Mendicants and Anchorites

Photo by Suriya Donavanik

Photo by Suriya Donavanik

At first they sounded to me like the names of medieval cricket teams, but it turns out that mendicants and anchorites were actually two different types of ancient monastics.  Mendicants were nomadic monks who never acquired property.  They travelled around and lived by begging from strangers.  Anchorites also took a vow of poverty, but they would settle in one place and live  in solitude.  An Anchoress was a female anchorite who would live secluded in a dwelling literally “anchored” to the local church where she dispensed wisdom and prayers through a small window in her room.  It is said that Julian of Norwich was an Anchoress.

Maybe churches today need these two types of people: the mendicants, who are more nomadic and view the ministry as something fluid that can follow the Spirit anywhere; and the anchorites,  who are firmly rooted in a location and tradition, who “bloom where they are planted”.

In interviews with people who experienced profound change in their churches, I have met both kinds of Christians.  The more nomadic members are able to experiment with major “adaptive change” and take risks with more ease.  They have experience with transitions like divorce, re-settlement,  or immigrating from another country.  It’s easier for them to imagine, say, a new Sunday School format, a new style of worship or worshiping in a different location.

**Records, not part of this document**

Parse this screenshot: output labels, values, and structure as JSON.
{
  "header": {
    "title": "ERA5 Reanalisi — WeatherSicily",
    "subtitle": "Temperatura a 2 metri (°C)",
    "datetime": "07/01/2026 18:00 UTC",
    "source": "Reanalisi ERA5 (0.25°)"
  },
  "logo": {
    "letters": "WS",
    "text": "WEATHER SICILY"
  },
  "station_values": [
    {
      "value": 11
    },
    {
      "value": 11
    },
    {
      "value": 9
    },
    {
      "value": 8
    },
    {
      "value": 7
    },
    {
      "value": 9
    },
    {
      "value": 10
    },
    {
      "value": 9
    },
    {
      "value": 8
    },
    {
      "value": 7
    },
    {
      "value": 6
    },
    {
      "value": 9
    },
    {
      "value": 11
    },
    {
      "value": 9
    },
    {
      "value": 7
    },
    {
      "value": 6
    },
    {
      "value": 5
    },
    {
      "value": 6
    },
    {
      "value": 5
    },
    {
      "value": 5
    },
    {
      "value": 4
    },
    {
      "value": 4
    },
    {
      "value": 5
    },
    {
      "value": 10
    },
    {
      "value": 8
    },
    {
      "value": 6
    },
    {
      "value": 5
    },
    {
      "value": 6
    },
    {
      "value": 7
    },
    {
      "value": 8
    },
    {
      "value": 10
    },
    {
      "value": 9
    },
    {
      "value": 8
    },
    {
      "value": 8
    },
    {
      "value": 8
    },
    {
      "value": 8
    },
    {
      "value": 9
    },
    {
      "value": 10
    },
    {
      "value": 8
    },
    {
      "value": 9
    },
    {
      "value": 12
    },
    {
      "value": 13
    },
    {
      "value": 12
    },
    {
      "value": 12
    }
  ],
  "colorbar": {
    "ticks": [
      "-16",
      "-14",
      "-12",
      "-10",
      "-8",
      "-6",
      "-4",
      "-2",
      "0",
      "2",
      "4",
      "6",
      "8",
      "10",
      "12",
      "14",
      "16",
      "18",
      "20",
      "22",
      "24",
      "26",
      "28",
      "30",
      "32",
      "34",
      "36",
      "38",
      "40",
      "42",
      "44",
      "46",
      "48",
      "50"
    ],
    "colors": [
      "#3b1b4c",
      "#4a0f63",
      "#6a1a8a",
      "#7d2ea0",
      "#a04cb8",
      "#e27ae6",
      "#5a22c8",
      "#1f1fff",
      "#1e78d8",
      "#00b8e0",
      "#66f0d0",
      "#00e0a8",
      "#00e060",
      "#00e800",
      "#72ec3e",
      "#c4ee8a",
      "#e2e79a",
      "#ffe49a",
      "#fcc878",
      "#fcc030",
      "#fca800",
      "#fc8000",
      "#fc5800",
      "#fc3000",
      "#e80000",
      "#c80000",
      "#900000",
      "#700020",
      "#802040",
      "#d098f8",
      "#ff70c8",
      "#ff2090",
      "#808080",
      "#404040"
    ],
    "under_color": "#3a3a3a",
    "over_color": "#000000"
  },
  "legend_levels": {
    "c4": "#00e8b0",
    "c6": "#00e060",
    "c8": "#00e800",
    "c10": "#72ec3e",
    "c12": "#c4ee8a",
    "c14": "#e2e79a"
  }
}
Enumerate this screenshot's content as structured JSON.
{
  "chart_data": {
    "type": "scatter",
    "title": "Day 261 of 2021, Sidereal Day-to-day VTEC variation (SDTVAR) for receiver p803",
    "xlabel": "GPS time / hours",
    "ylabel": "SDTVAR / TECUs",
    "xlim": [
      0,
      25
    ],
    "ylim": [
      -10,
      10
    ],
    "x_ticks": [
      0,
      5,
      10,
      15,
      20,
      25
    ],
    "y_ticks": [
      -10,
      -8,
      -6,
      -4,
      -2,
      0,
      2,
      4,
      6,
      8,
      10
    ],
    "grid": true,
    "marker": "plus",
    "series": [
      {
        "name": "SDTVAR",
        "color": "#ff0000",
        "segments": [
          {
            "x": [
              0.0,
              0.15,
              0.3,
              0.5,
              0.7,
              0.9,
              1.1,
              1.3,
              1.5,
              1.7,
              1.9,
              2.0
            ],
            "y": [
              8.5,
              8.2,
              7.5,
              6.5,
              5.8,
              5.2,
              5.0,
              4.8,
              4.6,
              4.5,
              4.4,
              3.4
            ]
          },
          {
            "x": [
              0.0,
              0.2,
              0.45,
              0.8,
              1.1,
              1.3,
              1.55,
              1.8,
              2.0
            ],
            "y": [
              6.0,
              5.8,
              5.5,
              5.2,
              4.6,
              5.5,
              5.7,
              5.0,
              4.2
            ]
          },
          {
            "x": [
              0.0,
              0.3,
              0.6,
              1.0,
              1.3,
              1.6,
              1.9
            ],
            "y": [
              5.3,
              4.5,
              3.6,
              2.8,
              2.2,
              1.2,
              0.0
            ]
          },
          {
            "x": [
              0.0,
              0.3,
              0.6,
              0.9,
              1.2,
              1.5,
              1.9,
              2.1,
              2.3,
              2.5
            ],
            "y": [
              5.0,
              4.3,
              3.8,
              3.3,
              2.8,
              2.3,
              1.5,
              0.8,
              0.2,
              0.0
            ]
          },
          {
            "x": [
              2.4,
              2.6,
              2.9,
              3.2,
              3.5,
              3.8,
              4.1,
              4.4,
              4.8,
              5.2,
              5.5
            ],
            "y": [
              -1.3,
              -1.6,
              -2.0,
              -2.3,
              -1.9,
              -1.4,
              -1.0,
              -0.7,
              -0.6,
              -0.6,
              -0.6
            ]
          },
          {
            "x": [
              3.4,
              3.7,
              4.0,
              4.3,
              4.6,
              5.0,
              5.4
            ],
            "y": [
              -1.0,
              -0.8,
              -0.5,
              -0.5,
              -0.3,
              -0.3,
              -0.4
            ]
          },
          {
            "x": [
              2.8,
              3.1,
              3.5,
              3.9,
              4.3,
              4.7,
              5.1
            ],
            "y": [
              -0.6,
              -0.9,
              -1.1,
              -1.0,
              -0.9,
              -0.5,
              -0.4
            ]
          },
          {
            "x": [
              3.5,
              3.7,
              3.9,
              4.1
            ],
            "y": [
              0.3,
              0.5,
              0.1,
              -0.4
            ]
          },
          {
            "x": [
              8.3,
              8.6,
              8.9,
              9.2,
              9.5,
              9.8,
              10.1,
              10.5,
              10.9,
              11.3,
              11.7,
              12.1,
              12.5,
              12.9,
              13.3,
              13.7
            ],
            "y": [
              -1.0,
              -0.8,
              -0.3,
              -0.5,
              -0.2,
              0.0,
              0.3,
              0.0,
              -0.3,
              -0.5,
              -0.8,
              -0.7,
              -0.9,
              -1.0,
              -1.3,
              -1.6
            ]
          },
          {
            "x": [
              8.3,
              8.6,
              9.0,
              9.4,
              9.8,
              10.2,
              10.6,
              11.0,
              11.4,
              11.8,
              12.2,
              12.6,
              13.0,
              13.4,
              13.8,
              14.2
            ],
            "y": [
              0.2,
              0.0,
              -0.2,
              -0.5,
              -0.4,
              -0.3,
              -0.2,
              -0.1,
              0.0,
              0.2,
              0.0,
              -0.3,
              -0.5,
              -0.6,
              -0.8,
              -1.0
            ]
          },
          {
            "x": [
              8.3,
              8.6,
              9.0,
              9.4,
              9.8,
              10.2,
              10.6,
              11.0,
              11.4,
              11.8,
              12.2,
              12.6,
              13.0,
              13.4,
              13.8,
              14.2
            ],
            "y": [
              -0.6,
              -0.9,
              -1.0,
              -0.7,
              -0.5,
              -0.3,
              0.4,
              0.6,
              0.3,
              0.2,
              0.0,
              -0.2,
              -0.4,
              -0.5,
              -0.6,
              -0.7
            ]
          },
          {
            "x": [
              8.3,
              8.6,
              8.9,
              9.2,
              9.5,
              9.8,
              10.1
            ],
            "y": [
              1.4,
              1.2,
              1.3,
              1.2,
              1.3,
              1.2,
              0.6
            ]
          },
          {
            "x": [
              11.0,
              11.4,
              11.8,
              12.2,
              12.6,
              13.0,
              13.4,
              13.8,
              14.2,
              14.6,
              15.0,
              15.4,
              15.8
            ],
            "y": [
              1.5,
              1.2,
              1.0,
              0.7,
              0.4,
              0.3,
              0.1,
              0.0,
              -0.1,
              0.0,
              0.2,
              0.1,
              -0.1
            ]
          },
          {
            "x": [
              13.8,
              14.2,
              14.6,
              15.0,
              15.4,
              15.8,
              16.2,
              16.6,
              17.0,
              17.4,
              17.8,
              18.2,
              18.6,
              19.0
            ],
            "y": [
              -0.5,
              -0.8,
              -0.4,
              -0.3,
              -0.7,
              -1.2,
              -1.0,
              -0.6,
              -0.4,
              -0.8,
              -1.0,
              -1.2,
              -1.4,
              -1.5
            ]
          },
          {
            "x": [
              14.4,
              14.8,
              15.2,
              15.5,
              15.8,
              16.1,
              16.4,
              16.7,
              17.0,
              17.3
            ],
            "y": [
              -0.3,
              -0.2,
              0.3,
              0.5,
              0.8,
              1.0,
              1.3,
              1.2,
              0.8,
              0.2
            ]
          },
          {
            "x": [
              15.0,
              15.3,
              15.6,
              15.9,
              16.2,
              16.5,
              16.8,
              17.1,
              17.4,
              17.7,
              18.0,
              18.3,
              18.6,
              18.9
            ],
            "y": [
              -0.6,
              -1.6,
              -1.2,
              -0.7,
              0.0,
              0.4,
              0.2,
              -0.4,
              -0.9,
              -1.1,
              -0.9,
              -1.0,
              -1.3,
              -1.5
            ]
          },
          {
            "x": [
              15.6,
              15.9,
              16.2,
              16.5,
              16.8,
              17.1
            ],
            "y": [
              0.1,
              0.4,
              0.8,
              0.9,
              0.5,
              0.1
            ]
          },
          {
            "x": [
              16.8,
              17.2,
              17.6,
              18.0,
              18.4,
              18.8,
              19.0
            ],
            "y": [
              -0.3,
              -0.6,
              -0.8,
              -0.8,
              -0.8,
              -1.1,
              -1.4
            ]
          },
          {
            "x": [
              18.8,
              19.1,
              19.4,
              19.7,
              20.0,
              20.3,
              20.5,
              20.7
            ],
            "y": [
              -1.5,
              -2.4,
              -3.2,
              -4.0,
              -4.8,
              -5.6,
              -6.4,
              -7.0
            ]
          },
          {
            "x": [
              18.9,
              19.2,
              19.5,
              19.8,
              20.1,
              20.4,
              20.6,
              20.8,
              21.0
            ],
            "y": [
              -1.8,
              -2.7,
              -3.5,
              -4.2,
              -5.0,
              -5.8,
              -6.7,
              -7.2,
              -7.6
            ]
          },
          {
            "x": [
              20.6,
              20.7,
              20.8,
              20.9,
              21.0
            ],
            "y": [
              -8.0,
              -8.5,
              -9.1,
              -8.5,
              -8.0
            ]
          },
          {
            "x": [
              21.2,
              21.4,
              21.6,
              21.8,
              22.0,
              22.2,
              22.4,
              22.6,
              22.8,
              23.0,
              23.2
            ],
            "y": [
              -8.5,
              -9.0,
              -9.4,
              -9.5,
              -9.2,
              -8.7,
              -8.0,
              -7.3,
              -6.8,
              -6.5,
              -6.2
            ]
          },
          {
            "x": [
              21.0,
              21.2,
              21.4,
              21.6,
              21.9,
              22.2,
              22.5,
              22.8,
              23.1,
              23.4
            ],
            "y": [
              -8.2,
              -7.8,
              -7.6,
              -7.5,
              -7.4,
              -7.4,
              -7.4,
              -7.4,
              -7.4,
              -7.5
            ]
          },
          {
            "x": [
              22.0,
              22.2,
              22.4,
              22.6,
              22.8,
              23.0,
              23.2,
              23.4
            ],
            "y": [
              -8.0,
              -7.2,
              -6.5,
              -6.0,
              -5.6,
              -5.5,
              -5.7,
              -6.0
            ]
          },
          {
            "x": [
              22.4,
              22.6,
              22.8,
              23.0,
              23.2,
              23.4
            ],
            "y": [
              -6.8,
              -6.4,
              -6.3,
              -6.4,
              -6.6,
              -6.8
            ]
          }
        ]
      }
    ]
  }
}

But the anchor people are important too.  Sometimes we call them “pillars”.  We need spiritual anchors who remember and are committed to the church’s  mission, history and traditions.  They help us stay connected to our core values and purpose.

I was in a church full of nomads once, and when things fell apart, no one seemed to know where we kept the glue.  Nobody remembered why we had first been called together by God, and since our roots weren’t very deep, we were finally uprooted and cast to the four winds.

Another time, I served a church full of anchors.  They had a firm hold on their own traditions, family ties and history.  That’s a wonderful thing to a point; but when major change is required, anchors are not easily hoisted out of their ruts!

Churches need the frontier spirit of mendicants who know how to wander in the wilderness.  But we also need our anchorites, those who have a grasp of the deep traditions that unite us.  With the world around us changing so fast, we need to cling to those things that ground and connect us with God.

Are you a mendicant or an anchorite?  How are your gifts helping your church follow Christ more faithfully?  How are you holding things back?

Thanks to my colleague Eric for the lesson on monastics!

One response to “Mendicants and Anchorites

  1. Very helpful and insightful, as usual. Thanks Gail!